Intellectually I understood that the kid was being dumb and didn’t fully grasp the impact of his actions, but as a human being, I had the opposite reaction of the boyfriend and had the anti-Arctic reaction. At some point, you have to stop saving the kid and save yourself. In theory, save the child no matter what, but in reality, at some point, that kid has to learn to stop doing stupid crap, and the only way that he is going to learn is if he experiences serious consequences to his actions. At the end of the movie, he pulls the same crap with his mother and one of the rescuers. He has learned nothing! Yes, the kid may die, and the relationship is definitely over, but I’m not dying for some kid who is literally doing his best to kill me and his little self. I know that the boyfriend’s selfless, unconditional commitment to the child and his girlfriend is supposed to be moving and reflect how invested he is in this relationship. By the end of Three Peaks, I was aggravated with all these people. He is a better person than me. I would have bounced when the kid tried to slash his wrist. I don’t love anyone more than me. At least mention it to your girlfriend and let her be the disciplinarian since she is acting more distant and suddenly concerned about boundaries.

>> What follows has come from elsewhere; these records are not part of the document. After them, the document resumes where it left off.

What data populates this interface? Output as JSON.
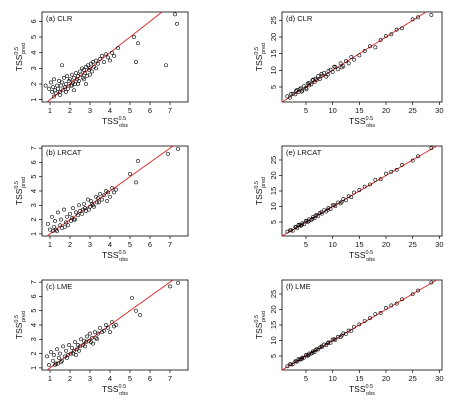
{
  "chart_data": [
    {
      "type": "scatter",
      "title": "(a) CLR",
      "xlabel": "TSS",
      "xlabel_sup": "0.5",
      "xlabel_sub": "obs",
      "ylabel": "TSS",
      "ylabel_sup": "0.5",
      "ylabel_sub": "pred",
      "xlim": [
        0.6,
        7.9
      ],
      "ylim": [
        0.85,
        6.6
      ],
      "xticks": [
        1,
        2,
        3,
        4,
        5,
        6,
        7
      ],
      "yticks": [
        1,
        2,
        3,
        4,
        5,
        6
      ],
      "reference_line": {
        "slope": 1,
        "intercept": 0,
        "color": "#e32222"
      },
      "point_color": "#000000",
      "series": [
        {
          "x": [
            0.78,
            0.95,
            1.05,
            1.1,
            1.15,
            1.2,
            1.25,
            1.3,
            1.35,
            1.4,
            1.45,
            1.5,
            1.55,
            1.6,
            1.65,
            1.7,
            1.75,
            1.8,
            1.85,
            1.9,
            1.95,
            2.0,
            2.05,
            2.1,
            2.15,
            2.2,
            2.25,
            2.3,
            2.35,
            2.4,
            2.45,
            2.5,
            2.55,
            2.6,
            2.65,
            2.7,
            2.75,
            2.8,
            2.85,
            2.9,
            2.95,
            3.0,
            3.05,
            3.1,
            3.15,
            3.2,
            3.3,
            3.4,
            3.5,
            3.6,
            3.7,
            3.8,
            3.9,
            4.0,
            4.1,
            4.2,
            4.4,
            5.2,
            5.3,
            5.4,
            6.8,
            7.25,
            7.35,
            1.2,
            1.5,
            1.8,
            2.1,
            2.4,
            2.7,
            3.0,
            3.3,
            1.6,
            2.2,
            2.8
          ],
          "y": [
            1.9,
            1.7,
            2.1,
            1.5,
            1.8,
            2.3,
            1.6,
            1.4,
            1.9,
            1.7,
            2.2,
            1.5,
            1.9,
            2.1,
            1.6,
            2.4,
            1.8,
            2.0,
            2.5,
            1.7,
            2.2,
            2.3,
            1.9,
            2.6,
            2.1,
            2.4,
            2.0,
            2.7,
            2.3,
            2.5,
            2.2,
            2.8,
            2.6,
            3.0,
            2.4,
            2.9,
            2.7,
            3.1,
            2.5,
            3.2,
            2.9,
            3.0,
            3.3,
            2.8,
            3.4,
            3.1,
            3.5,
            3.3,
            3.6,
            3.8,
            3.4,
            3.9,
            3.7,
            3.5,
            4.0,
            3.8,
            4.3,
            5.0,
            3.4,
            4.6,
            3.2,
            6.45,
            5.85,
            1.2,
            1.3,
            1.5,
            1.9,
            2.0,
            2.3,
            2.6,
            3.0,
            3.2,
            1.6,
            2.0
          ]
        }
      ]
    },
    {
      "type": "scatter",
      "title": "(d) CLR",
      "xlabel": "TSS",
      "xlabel_sup": "0.5",
      "xlabel_sub": "obs",
      "ylabel": "TSS",
      "ylabel_sup": "0.5",
      "ylabel_sub": "pred",
      "xlim": [
        0.5,
        30.5
      ],
      "ylim": [
        0.5,
        27.5
      ],
      "xticks": [
        5,
        10,
        15,
        20,
        25,
        30
      ],
      "yticks": [
        5,
        10,
        15,
        20,
        25
      ],
      "reference_line": {
        "slope": 1,
        "intercept": 0,
        "color": "#e32222"
      },
      "point_color": "#000000",
      "series": [
        {
          "x": [
            1.5,
            2,
            2.5,
            3,
            3.3,
            3.6,
            4,
            4.3,
            4.6,
            5,
            5.3,
            5.6,
            6,
            6.3,
            6.6,
            7,
            7.3,
            7.6,
            8,
            8.4,
            8.8,
            9.2,
            9.6,
            10,
            10.5,
            11,
            11.5,
            12,
            12.5,
            13,
            13.5,
            14,
            15,
            16,
            17,
            18,
            19,
            20,
            21,
            22,
            23,
            25,
            26,
            28.5,
            2.2,
            3.1,
            4.2,
            5.5,
            6.8,
            7.9,
            9.1,
            10.3,
            11.7,
            3.8,
            5.1,
            6.2
          ],
          "y": [
            2.2,
            1.8,
            3,
            2.8,
            4.1,
            3.5,
            4.6,
            3.9,
            5.2,
            4.7,
            6,
            5.5,
            5.8,
            7.2,
            6.5,
            7.1,
            8.3,
            7.4,
            8.4,
            9.2,
            8.1,
            9.8,
            10.2,
            9.5,
            11,
            10.3,
            12.1,
            11.2,
            12.8,
            12.1,
            14,
            13.2,
            14.5,
            15.8,
            17.2,
            16.9,
            19.1,
            20.3,
            20.8,
            22.2,
            22.6,
            25.3,
            25.9,
            26.6,
            2.9,
            3.8,
            3.6,
            6.2,
            7.5,
            8.9,
            8.7,
            11.1,
            10.9,
            4.3,
            4.3,
            7.0
          ]
        }
      ]
    },
    {
      "type": "scatter",
      "title": "(b) LRCAT",
      "xlabel": "TSS",
      "xlabel_sup": "0.5",
      "xlabel_sub": "obs",
      "ylabel": "TSS",
      "ylabel_sup": "0.5",
      "ylabel_sub": "pred",
      "xlim": [
        0.6,
        7.9
      ],
      "ylim": [
        0.85,
        7.15
      ],
      "xticks": [
        1,
        2,
        3,
        4,
        5,
        6,
        7
      ],
      "yticks": [
        1,
        2,
        3,
        4,
        5,
        6,
        7
      ],
      "reference_line": {
        "slope": 1,
        "intercept": 0,
        "color": "#e32222"
      },
      "point_color": "#000000",
      "series": [
        {
          "x": [
            0.9,
            1.0,
            1.1,
            1.2,
            1.25,
            1.3,
            1.4,
            1.5,
            1.55,
            1.6,
            1.7,
            1.8,
            1.85,
            1.9,
            2.0,
            2.1,
            2.15,
            2.2,
            2.3,
            2.4,
            2.45,
            2.5,
            2.6,
            2.7,
            2.75,
            2.8,
            2.9,
            3.0,
            3.05,
            3.1,
            3.2,
            3.3,
            3.35,
            3.4,
            3.5,
            3.6,
            3.7,
            3.8,
            3.9,
            4.0,
            4.1,
            4.2,
            4.3,
            5.0,
            5.3,
            5.4,
            6.9,
            7.4,
            1.35,
            1.75,
            2.25,
            2.65,
            3.15,
            3.45,
            3.85,
            1.15,
            2.05,
            2.95
          ],
          "y": [
            1.7,
            1.3,
            2.2,
            1.5,
            1.9,
            1.3,
            2.5,
            1.6,
            2.0,
            1.4,
            2.7,
            1.8,
            2.2,
            1.6,
            2.4,
            2.1,
            2.8,
            2.0,
            2.5,
            2.3,
            3.0,
            2.6,
            2.4,
            3.1,
            2.8,
            2.6,
            3.4,
            2.9,
            3.3,
            3.1,
            2.9,
            3.6,
            3.2,
            3.5,
            3.8,
            3.4,
            3.7,
            4.0,
            3.9,
            3.6,
            4.2,
            3.9,
            4.1,
            5.2,
            4.6,
            6.1,
            6.6,
            6.95,
            1.2,
            1.5,
            2.0,
            2.7,
            3.0,
            3.2,
            3.3,
            1.2,
            1.9,
            2.7
          ]
        }
      ]
    },
    {
      "type": "scatter",
      "title": "(e) LRCAT",
      "xlabel": "TSS",
      "xlabel_sup": "0.5",
      "xlabel_sub": "obs",
      "ylabel": "TSS",
      "ylabel_sup": "0.5",
      "ylabel_sub": "pred",
      "xlim": [
        0.5,
        30.5
      ],
      "ylim": [
        0.5,
        29.5
      ],
      "xticks": [
        5,
        10,
        15,
        20,
        25,
        30
      ],
      "yticks": [
        5,
        10,
        15,
        20,
        25
      ],
      "reference_line": {
        "slope": 1,
        "intercept": 0,
        "color": "#e32222"
      },
      "point_color": "#000000",
      "series": [
        {
          "x": [
            1.5,
            2,
            2.5,
            3,
            3.3,
            3.6,
            4,
            4.3,
            4.6,
            5,
            5.3,
            5.6,
            6,
            6.3,
            6.6,
            7,
            7.3,
            7.6,
            8,
            8.4,
            8.8,
            9.2,
            9.6,
            10,
            10.5,
            11,
            11.5,
            12,
            12.5,
            13,
            13.5,
            14,
            15,
            16,
            17,
            18,
            19,
            20,
            21,
            22,
            23,
            25,
            26,
            28.5,
            2.2,
            3.1,
            4.2,
            5.5,
            6.8,
            7.9,
            9.1,
            10.3,
            11.7,
            3.8,
            5.1,
            6.2
          ],
          "y": [
            1.9,
            2.3,
            2.2,
            3.4,
            3.0,
            4.1,
            3.8,
            4.6,
            4.3,
            5.4,
            5.0,
            5.9,
            5.7,
            6.6,
            6.2,
            7.3,
            7.0,
            7.9,
            7.7,
            8.8,
            8.4,
            9.5,
            9.2,
            10.4,
            10.1,
            11.3,
            11.0,
            12.4,
            12.0,
            13.3,
            13.0,
            14.5,
            15.3,
            16.4,
            17.1,
            18.6,
            18.8,
            20.6,
            21.2,
            21.8,
            23.4,
            24.8,
            26.2,
            28.8,
            2.4,
            3.4,
            4.0,
            5.2,
            7.0,
            8.2,
            9.0,
            10.5,
            11.5,
            4.0,
            5.4,
            6.0
          ]
        }
      ]
    },
    {
      "type": "scatter",
      "title": "(c) LME",
      "xlabel": "TSS",
      "xlabel_sup": "0.5",
      "xlabel_sub": "obs",
      "ylabel": "TSS",
      "ylabel_sup": "0.5",
      "ylabel_sub": "pred",
      "xlim": [
        0.6,
        7.9
      ],
      "ylim": [
        0.85,
        7.15
      ],
      "xticks": [
        1,
        2,
        3,
        4,
        5,
        6,
        7
      ],
      "yticks": [
        1,
        2,
        3,
        4,
        5,
        6,
        7
      ],
      "reference_line": {
        "slope": 1,
        "intercept": 0,
        "color": "#e32222"
      },
      "point_color": "#000000",
      "series": [
        {
          "x": [
            0.85,
            0.95,
            1.05,
            1.15,
            1.2,
            1.3,
            1.35,
            1.45,
            1.5,
            1.6,
            1.65,
            1.75,
            1.8,
            1.9,
            1.95,
            2.05,
            2.1,
            2.2,
            2.25,
            2.35,
            2.4,
            2.5,
            2.55,
            2.65,
            2.7,
            2.8,
            2.85,
            2.95,
            3.0,
            3.1,
            3.15,
            3.25,
            3.3,
            3.4,
            3.5,
            3.6,
            3.7,
            3.8,
            3.9,
            4.0,
            4.1,
            4.2,
            4.3,
            5.1,
            5.3,
            5.5,
            7.0,
            7.4,
            1.25,
            1.55,
            1.85,
            2.15,
            2.45,
            2.75,
            3.05,
            3.35,
            1.4,
            2.3
          ],
          "y": [
            1.8,
            1.2,
            2.1,
            1.5,
            1.9,
            1.3,
            2.3,
            1.7,
            2.0,
            1.5,
            2.5,
            1.8,
            2.2,
            1.9,
            2.6,
            2.0,
            2.4,
            2.2,
            2.8,
            2.3,
            2.6,
            2.5,
            3.0,
            2.6,
            2.9,
            2.8,
            3.2,
            2.9,
            3.4,
            3.1,
            2.7,
            3.5,
            3.1,
            3.4,
            3.8,
            3.5,
            3.6,
            4.0,
            3.8,
            3.5,
            4.2,
            3.9,
            4.0,
            5.9,
            5.0,
            4.7,
            6.7,
            6.95,
            1.2,
            1.4,
            1.7,
            2.0,
            2.2,
            2.5,
            2.8,
            3.0,
            1.3,
            1.9
          ]
        }
      ]
    },
    {
      "type": "scatter",
      "title": "(f) LME",
      "xlabel": "TSS",
      "xlabel_sup": "0.5",
      "xlabel_sub": "obs",
      "ylabel": "TSS",
      "ylabel_sup": "0.5",
      "ylabel_sub": "pred",
      "xlim": [
        0.5,
        30.5
      ],
      "ylim": [
        0.5,
        29.5
      ],
      "xticks": [
        5,
        10,
        15,
        20,
        25,
        30
      ],
      "yticks": [
        5,
        10,
        15,
        20,
        25
      ],
      "reference_line": {
        "slope": 1,
        "intercept": 0,
        "color": "#e32222"
      },
      "point_color": "#000000",
      "series": [
        {
          "x": [
            1.5,
            2,
            2.5,
            3,
            3.3,
            3.6,
            4,
            4.3,
            4.6,
            5,
            5.3,
            5.6,
            6,
            6.3,
            6.6,
            7,
            7.3,
            7.6,
            8,
            8.4,
            8.8,
            9.2,
            9.6,
            10,
            10.5,
            11,
            11.5,
            12,
            12.5,
            13,
            13.5,
            14,
            15,
            16,
            17,
            18,
            19,
            20,
            21,
            22,
            23,
            25,
            26,
            28.5,
            2.2,
            3.1,
            4.2,
            5.5,
            6.8,
            7.9,
            9.1,
            10.3,
            11.7,
            3.8,
            5.1,
            6.2
          ],
          "y": [
            1.7,
            2.4,
            2.3,
            3.3,
            3.2,
            4.0,
            3.9,
            4.5,
            4.4,
            5.3,
            5.1,
            5.8,
            5.8,
            6.5,
            6.3,
            7.2,
            7.1,
            7.8,
            7.9,
            8.7,
            8.5,
            9.4,
            9.3,
            10.3,
            10.2,
            11.2,
            11.1,
            12.3,
            12.1,
            13.2,
            13.1,
            14.4,
            15.2,
            16.3,
            17.2,
            18.5,
            18.9,
            20.5,
            21.3,
            21.9,
            23.3,
            24.9,
            26.1,
            28.7,
            2.3,
            3.3,
            4.1,
            5.3,
            6.9,
            8.1,
            9.1,
            10.4,
            11.6,
            3.9,
            5.3,
            6.1
          ]
        }
      ]
    }
  ]
}
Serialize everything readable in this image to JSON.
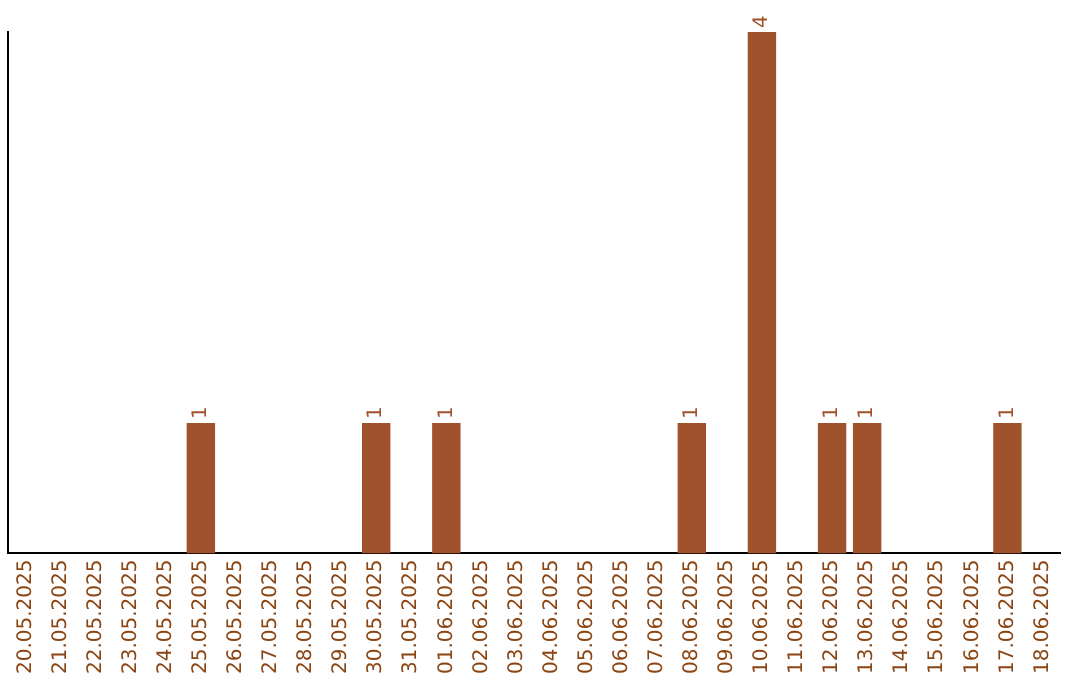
{
  "chart_data": {
    "type": "bar",
    "categories": [
      "20.05.2025",
      "21.05.2025",
      "22.05.2025",
      "23.05.2025",
      "24.05.2025",
      "25.05.2025",
      "26.05.2025",
      "27.05.2025",
      "28.05.2025",
      "29.05.2025",
      "30.05.2025",
      "31.05.2025",
      "01.06.2025",
      "02.06.2025",
      "03.06.2025",
      "04.06.2025",
      "05.06.2025",
      "06.06.2025",
      "07.06.2025",
      "08.06.2025",
      "09.06.2025",
      "10.06.2025",
      "11.06.2025",
      "12.06.2025",
      "13.06.2025",
      "14.06.2025",
      "15.06.2025",
      "16.06.2025",
      "17.06.2025",
      "18.06.2025"
    ],
    "values": [
      0,
      0,
      0,
      0,
      0,
      1,
      0,
      0,
      0,
      0,
      1,
      0,
      1,
      0,
      0,
      0,
      0,
      0,
      0,
      1,
      0,
      4,
      0,
      1,
      1,
      0,
      0,
      0,
      1,
      0
    ],
    "value_labels": [
      null,
      null,
      null,
      null,
      null,
      "1",
      null,
      null,
      null,
      null,
      "1",
      null,
      "1",
      null,
      null,
      null,
      null,
      null,
      null,
      "1",
      null,
      "4",
      null,
      "1",
      "1",
      null,
      null,
      null,
      "1",
      null
    ],
    "color": "#a0522d",
    "grid": false,
    "tick_labels": "x"
  }
}
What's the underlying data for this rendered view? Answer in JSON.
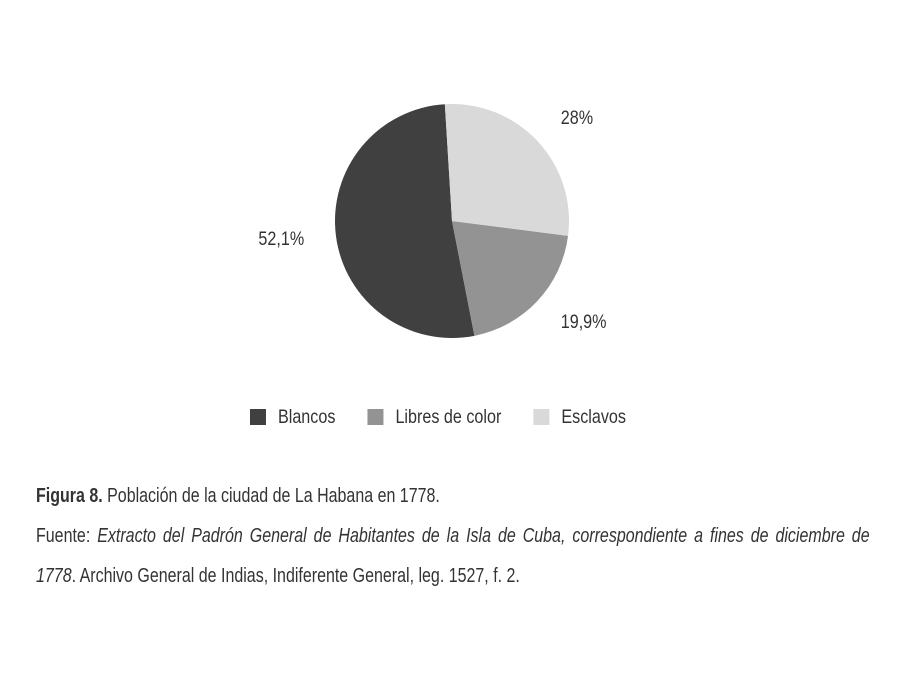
{
  "chart_data": {
    "type": "pie",
    "categories": [
      "Blancos",
      "Libres de color",
      "Esclavos"
    ],
    "values": [
      52.1,
      19.9,
      28
    ],
    "value_labels": [
      "52,1%",
      "19,9%",
      "28%"
    ],
    "colors": [
      "#404040",
      "#939393",
      "#d9d9d9"
    ],
    "legend": "bottom"
  },
  "caption": {
    "label": "Figura 8.",
    "title": "Población de la ciudad de La Habana en 1778."
  },
  "source": {
    "label": "Fuente:",
    "title": "Extracto del Padrón General de Habitantes de la Isla de Cuba, correspondiente a fines de diciembre de 1778",
    "rest": ". Archivo General de Indias, Indiferente General, leg. 1527, f. 2."
  }
}
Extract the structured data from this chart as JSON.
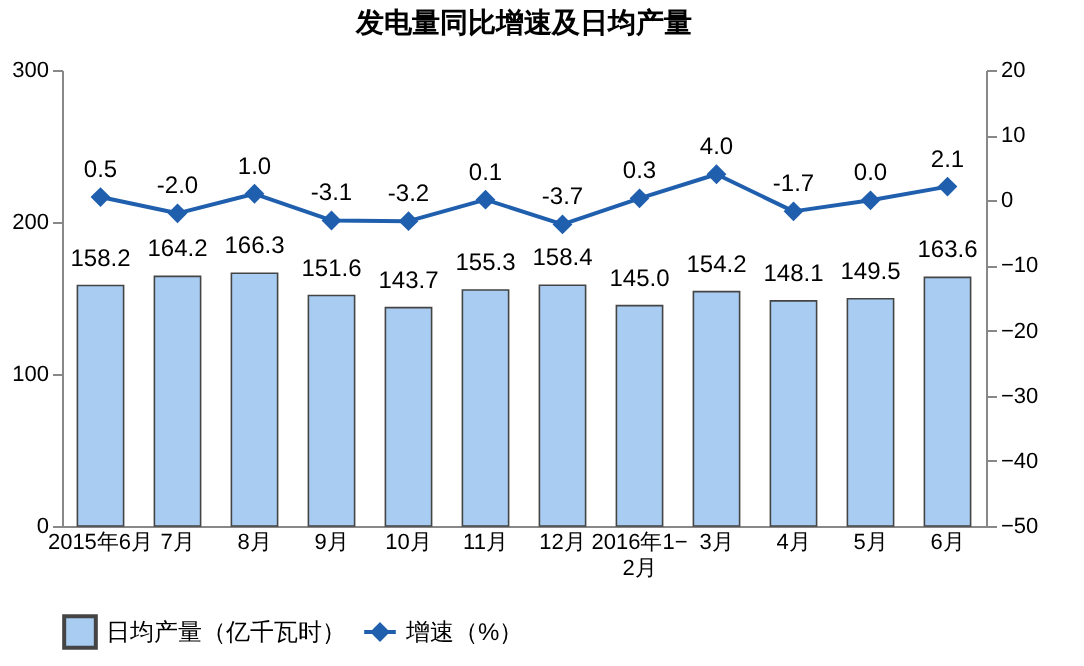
{
  "chart_data": {
    "type": "bar",
    "title": "发电量同比增速及日均产量",
    "categories": [
      "2015年6月",
      "7月",
      "8月",
      "9月",
      "10月",
      "11月",
      "12月",
      "2016年1−2月",
      "3月",
      "4月",
      "5月",
      "6月"
    ],
    "series": [
      {
        "name": "日均产量（亿千瓦时）",
        "color": "#a9cdf2",
        "values": [
          158.2,
          164.2,
          166.3,
          151.6,
          143.7,
          155.3,
          158.4,
          145.0,
          154.2,
          148.1,
          149.5,
          163.6
        ],
        "value_labels": [
          "158.2",
          "164.2",
          "166.3",
          "151.6",
          "143.7",
          "155.3",
          "158.4",
          "145.0",
          "154.2",
          "148.1",
          "149.5",
          "163.6"
        ]
      },
      {
        "name": "增速（%）",
        "type": "line",
        "axis": "y2",
        "color": "#1f5fad",
        "marker": "diamond",
        "values": [
          0.5,
          -2.0,
          1.0,
          -3.1,
          -3.2,
          0.1,
          -3.7,
          0.3,
          4.0,
          -1.7,
          0.0,
          2.1
        ],
        "value_labels": [
          "0.5",
          "-2.0",
          "1.0",
          "-3.1",
          "-3.2",
          "0.1",
          "-3.7",
          "0.3",
          "4.0",
          "-1.7",
          "0.0",
          "2.1"
        ]
      }
    ],
    "ylim": [
      0,
      300
    ],
    "yticks": [
      0,
      100,
      200,
      300
    ],
    "y2lim": [
      -50,
      20
    ],
    "y2ticks": [
      -50,
      -40,
      -30,
      -20,
      -10,
      0,
      10,
      20
    ],
    "legend": "bottom",
    "grid": false
  }
}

Also even though the girlfriend should be crucial to Three Peaks since she is what emotionally ties everyone together, she felt underwritten and superficial. She stays behind while the others hike so she can work. What is her work? Why can’t it wait? Who knows! Also maybe it is a European thing, but if you are so worried about your son getting confused with what role the boyfriend plays versus his father, why would you encourage him to sleep in the same space as you and your boyfriend or at least, couldn’t she temporarily stop sleeping in the space with the boyfriend in the new environment so when your son does want to sleep with you, he isn’t also sleeping with your boyfriend as if he is the father. I never really got a strong sense of her as a person. It felt as if they should have had that conversation ages ago. I normally don’t like a lot of exposition coming out of a character’s mouth and prefer when a movie just throws us into a situation to let us figure out what is going on like in the real world, but it did not work here.
I did like how Three Peaks organically informed us that the boyfriend wasn’t the father because if a viewer didn’t see the preview, a viewer wouldn’t know based on the boyfriend and child’s initial closeness that they weren’t father and son. When the rescuers casually say something like, “Let’s find the father,” it is a true gut punch because no one is really looking out for the boyfriend, not even himself.
The way that the boyfriend and child got into danger felt contrived. At dawn, he just randomly puts the boy on his back, and they go hiking. At this point, their relationship is complete trash so on one hand, maybe you try to get some alone time to work things out and recapture the earlier magic, but ON A MOUNTAIN! Again maybe it makes sense if you’re from a mountainous region, but it seemed as if the kid should not have wanted to go so easily and that early just on principle. Up to this point, the kid has been exponentially difficult, but now he wants to hike on your back.
Three Peaks absolutely did not work for me as a meditation on the complicated dynamic of an awkwardly assembled family showing fractures. It relied too much on the acting and the landscape to carry a story that didn’t seem to exist, wasn’t well thought out or not communicated to the viewers. Whoever made the preview should have made the movie.